Avant-garde dance had gone so far past ballet that it may have seemed it could go no further. But then it aged into the establishment. When “Dance” was restaged at the Joyce Theater in 2021, the performers were so virtuosic that they strained to recreate Childs’s nonchalance, and a show of Trisha Brown’s works on Rockaway Beach last summer, against sparkling blue water, could hardly be seen through the crowd. Choreography invented a half century ago — thrown limbs that propel the body, controlled movements that break into swinging, relaxed ones — is now vernacular.
Even as it borrows from the past, today’s dance has found new rules to break. The movement leans messier, louder, and more feral. Maybe the biggest change is that, while the avant-garde let dancers walk casually on stage, contemporary work has them talking, too. A piece by Moriah Evans at Performance Space New York this winter showed dancers interviewing one another. In Miguel Gutierrez’s “I as another,” at Baryshnikov Arts Center this spring, the choreographer and another performer described their childhood homes and mused aloud about honesty. Speech has given dance new dimension; it can also be annoying. The Trisha Brown Dance Company recently premiered work by a former company member in which the dancers dramatically shouted nonsensical lines like: “I want to see the room!”

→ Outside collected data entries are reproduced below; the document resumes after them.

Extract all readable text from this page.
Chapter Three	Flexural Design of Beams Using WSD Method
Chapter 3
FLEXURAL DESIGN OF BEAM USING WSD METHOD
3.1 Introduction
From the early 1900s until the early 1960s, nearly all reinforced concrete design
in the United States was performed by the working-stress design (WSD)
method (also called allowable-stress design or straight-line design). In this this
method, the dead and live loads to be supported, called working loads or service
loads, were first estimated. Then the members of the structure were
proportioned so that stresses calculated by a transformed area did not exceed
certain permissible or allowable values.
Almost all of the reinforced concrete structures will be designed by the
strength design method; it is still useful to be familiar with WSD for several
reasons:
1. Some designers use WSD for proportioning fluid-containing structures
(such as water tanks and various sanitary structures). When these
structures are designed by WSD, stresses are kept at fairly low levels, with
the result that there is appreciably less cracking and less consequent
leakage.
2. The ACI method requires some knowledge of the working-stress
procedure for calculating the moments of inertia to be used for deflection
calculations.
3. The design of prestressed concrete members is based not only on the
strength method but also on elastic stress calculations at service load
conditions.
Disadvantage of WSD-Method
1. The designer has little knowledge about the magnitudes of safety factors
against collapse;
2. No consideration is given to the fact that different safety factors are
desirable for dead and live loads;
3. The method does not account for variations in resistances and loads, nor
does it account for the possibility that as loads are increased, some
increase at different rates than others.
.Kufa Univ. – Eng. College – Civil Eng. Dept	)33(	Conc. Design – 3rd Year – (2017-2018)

Lisa Fagan, a friend of mine whose own work has incorporated speech, told me that she’s become a little sad about the trend of “tucking” dance under other things. For an upcoming work with Lena Engelstein, called “Deepe Darknesse,” which will be shown in June at a space called the Collapsable Hole, Lisa told me she was excited about “returning to dance and asking it to be the experimental, avant-garde thing.” She and Engelstein plan to say nothing during the first twenty minutes. Their choreography, which I saw at a recent rehearsal at the dance center Movement Research, isn’t rigid in its acceptance or refusal of genres; it threads postmodern cool with cabaret-like showiness.
This is all to say that experimental dance is still being made and performed — sometimes on well-funded stages, more often on ones you likely haven’t heard of — because there is always something new to do and something old to push against. Whether any of this work is “avant-garde” will be decided later. By the time it deserves that label, it may have been mummified into the mainstream. We should enjoy it now, while it’s still weird.
Liza Batkin is a writer and appellate public defender in New York.